The San Jose office investigated an unlicensed individual who was performing hemorrhoid surgery and almost killed a man when his colon was perforated with a prong.

In the San Francisco area, an unlicensed individual, Carlos Guzmangarza, 49, performed liposuction in an unsanitary office while smoking a cigar and not wearing gloves. The victim held her own IV bag because there was no assistant. Board investigators executed a search and arrest warrant . The subject was charged with over 35 felonies. Guzmangarza assumed the identity of a physician assistant who shared a similar name and ran Derma Clinic, a dermatology office on Mission Street in San Francisco. After an initial round of press coverage spurred additional victims to come forward, prosecutors filed amended charges against him. They included practicing medicine without a license, false impersonation, identity theft, rape and grand theft.

In the San Jose area, a disbarred attorney was practicing medicine at Shiny Toes clinics in San Francisco and San Ramon using a laser to cure toenail fungus. One child’s toenails fell off because of the treatment. Search and arrest warrants were served. The subject was convicted of 19 felonies. Cary Silberman was sentenced to four years and eight months on charges of practicing medicine without a license

In the Pleasant Hill office, an unlicensed individual was convicted after injecting an unknown substance into the faces of female victims, causing permanent disfigurement.

In the San Jose area, an unlicensed individual was convicted and is serving seven years in prison for performing face lifts with Exacto knives.

Other cases investigated by the unit have focused on vendors selling “big eye” contact lenses in Los Angeles. The lenses are popular in Asia and make the iris of the eye appear larger, but they can also cause eye damage.
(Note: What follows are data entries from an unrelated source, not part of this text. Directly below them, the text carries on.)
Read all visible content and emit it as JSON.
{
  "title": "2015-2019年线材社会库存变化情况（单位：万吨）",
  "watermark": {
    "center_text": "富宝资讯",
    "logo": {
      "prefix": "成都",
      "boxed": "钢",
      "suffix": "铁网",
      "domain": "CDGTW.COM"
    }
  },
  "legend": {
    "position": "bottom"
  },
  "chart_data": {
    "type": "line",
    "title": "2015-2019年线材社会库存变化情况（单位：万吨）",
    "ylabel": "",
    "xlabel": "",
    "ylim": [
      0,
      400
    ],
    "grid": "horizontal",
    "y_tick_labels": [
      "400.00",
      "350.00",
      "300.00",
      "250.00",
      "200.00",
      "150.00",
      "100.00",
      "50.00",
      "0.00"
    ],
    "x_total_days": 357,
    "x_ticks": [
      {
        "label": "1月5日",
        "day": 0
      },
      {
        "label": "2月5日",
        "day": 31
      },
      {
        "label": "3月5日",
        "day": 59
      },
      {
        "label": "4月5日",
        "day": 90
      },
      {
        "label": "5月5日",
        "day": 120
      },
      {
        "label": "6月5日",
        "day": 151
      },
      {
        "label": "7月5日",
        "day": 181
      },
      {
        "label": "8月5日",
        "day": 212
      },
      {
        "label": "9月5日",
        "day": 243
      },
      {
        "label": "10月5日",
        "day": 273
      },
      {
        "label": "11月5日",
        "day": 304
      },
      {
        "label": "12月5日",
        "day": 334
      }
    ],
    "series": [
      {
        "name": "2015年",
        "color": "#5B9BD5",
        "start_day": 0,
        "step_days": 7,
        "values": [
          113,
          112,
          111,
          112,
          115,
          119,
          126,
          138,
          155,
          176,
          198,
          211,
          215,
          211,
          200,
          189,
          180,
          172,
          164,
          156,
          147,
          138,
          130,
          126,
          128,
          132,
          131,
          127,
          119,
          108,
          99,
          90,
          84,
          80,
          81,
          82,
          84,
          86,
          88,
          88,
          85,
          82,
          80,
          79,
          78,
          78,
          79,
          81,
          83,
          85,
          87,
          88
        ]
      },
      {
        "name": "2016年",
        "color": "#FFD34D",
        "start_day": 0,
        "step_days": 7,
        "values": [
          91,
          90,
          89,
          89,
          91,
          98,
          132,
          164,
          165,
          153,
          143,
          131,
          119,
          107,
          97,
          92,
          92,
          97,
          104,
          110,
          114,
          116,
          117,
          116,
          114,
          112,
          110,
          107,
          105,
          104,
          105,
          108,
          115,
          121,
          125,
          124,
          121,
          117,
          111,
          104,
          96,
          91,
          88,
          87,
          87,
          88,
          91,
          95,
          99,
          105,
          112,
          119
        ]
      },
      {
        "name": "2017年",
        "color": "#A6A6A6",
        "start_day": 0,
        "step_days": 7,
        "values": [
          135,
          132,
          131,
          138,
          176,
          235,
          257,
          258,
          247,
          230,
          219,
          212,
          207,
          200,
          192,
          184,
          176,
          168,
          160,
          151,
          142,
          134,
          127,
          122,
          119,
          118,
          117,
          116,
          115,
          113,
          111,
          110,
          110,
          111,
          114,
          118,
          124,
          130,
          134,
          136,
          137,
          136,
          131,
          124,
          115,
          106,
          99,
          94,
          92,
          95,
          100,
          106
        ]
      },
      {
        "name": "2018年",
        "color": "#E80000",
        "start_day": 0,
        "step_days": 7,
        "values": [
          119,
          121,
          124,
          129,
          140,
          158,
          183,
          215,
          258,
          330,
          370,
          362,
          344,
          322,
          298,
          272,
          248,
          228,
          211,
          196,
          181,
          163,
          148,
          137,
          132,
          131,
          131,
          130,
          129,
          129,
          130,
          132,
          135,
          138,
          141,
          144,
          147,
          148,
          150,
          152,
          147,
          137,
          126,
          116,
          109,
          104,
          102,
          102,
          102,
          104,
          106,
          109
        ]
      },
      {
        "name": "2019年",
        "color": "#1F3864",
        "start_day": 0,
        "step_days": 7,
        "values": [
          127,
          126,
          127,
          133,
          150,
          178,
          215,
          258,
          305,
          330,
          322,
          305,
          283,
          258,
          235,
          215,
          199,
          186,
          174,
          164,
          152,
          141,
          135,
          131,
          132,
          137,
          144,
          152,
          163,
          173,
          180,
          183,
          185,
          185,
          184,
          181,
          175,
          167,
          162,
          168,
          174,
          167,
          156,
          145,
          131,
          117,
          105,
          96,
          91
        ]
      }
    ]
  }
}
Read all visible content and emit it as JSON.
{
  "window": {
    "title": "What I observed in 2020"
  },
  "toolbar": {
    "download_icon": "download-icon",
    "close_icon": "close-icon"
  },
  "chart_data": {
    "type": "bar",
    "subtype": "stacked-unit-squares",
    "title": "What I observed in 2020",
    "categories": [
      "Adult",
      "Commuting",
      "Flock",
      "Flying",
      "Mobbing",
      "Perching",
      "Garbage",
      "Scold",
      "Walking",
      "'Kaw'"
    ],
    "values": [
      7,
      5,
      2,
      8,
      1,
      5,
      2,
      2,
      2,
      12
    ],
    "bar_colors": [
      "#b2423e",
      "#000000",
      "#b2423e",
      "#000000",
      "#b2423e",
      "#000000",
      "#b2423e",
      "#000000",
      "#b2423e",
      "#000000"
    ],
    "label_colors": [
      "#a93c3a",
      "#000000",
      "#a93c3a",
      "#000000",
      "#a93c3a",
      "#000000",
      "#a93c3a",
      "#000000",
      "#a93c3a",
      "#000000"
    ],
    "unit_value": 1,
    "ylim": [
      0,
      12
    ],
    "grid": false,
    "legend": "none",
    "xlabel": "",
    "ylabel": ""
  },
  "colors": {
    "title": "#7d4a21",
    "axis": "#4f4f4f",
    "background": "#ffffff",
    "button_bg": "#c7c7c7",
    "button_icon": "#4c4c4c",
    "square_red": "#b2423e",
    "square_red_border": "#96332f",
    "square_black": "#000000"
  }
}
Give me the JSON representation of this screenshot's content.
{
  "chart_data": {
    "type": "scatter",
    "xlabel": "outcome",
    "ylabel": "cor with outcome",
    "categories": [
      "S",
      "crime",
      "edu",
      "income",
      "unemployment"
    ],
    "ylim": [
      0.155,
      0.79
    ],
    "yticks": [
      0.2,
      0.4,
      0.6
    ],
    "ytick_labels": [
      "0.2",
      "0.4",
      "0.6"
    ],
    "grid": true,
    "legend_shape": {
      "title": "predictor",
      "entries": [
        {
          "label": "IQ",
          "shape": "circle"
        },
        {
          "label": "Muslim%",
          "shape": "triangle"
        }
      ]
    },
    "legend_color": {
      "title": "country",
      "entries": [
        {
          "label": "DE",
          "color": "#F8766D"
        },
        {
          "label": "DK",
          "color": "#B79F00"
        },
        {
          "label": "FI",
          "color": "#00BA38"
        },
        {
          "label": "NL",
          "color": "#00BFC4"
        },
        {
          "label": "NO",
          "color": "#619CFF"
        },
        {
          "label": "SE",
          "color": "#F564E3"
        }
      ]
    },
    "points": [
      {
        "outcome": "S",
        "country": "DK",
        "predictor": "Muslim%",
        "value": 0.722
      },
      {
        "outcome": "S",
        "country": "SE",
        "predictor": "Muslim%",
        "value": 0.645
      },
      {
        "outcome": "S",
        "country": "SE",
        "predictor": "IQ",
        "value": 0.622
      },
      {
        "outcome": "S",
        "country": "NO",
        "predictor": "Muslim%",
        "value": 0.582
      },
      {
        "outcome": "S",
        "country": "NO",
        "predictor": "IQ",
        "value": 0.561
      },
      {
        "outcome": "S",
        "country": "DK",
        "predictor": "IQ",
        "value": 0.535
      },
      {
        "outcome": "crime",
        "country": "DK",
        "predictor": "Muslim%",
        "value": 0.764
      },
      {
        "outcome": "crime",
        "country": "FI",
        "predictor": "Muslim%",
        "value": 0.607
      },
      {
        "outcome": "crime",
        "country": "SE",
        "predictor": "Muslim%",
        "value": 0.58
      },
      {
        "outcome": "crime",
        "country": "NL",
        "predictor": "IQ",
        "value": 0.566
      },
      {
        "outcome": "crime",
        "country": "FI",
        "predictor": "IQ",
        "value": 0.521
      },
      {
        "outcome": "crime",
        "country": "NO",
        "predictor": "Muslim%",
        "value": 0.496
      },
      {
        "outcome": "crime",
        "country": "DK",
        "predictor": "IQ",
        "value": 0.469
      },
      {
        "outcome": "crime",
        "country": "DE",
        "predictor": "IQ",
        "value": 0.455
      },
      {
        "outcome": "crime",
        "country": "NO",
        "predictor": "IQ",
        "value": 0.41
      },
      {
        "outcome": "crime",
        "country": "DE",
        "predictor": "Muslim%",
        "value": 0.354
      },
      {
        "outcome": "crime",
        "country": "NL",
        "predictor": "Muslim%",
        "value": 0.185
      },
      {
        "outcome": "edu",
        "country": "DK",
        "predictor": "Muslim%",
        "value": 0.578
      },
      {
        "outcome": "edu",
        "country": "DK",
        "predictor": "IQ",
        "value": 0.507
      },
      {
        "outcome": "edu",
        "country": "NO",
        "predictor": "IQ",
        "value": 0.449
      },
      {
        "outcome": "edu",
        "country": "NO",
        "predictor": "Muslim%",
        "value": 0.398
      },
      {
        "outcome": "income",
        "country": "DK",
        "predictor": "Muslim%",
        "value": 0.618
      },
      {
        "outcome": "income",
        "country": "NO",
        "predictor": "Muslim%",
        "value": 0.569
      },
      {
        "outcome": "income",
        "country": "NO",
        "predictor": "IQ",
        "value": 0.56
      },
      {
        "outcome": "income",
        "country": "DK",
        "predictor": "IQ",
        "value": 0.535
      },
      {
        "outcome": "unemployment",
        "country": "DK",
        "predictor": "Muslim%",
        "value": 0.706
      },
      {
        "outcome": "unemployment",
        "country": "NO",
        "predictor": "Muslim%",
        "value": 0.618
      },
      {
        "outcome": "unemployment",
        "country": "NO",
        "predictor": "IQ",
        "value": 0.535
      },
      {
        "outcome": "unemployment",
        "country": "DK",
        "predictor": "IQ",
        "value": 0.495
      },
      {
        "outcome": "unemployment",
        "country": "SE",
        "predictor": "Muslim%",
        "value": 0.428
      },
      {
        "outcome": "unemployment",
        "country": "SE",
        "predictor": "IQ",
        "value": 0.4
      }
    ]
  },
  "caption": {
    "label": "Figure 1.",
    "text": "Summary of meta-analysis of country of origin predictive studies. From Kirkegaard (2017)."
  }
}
Other states have had a similar problem. William Hamman  shared millions in grants, had university and hospital posts, and bragged of work for prestigious medical groups. An Associated Press story featured him leading a teamwork training session at an American College of Cardiology convention. He duped hospitals, universities and even the AMA. But it turns out Hamman isn’t a cardiologist or even a doctor. The AP found he had no medical residency, fellowship, doctoral degree or the 15 years of clinical experience he claimed. He attended medical school for a few years but withdrew and didn’t graduate. Ernest Addo stole a physician’s identity and pretended to be a doctor for a year in South Carolina.  He was hired as a general practitioner and provided the kind of exams patients would receive during a visit to the family doctor. Authorities said he also wrote prescriptions, including some for himself.  also worked as a contract doctor for the South Carolina Department of Mental Health, filling in for a doctor on medical leave.  After he made a small mistake on a death certificate. South Carolina health officials trying to fix the error contacted the doctor Addo was impersonating. He told them he hadn’t practiced medicine for a year in the state. This month an Annapolis woman was accused of faking medical license and treating pediatric patients.  The Huffington Post has a page of fake doctor stories.

It would seem prudent claims practice in this climate to check and double check the identity and licensure of unknown treating physicians.  The Medical Board of California website allows public access to license information and is a good starting point.  Other professions such as chiropractors, and psychologists can similarly have license status verified online.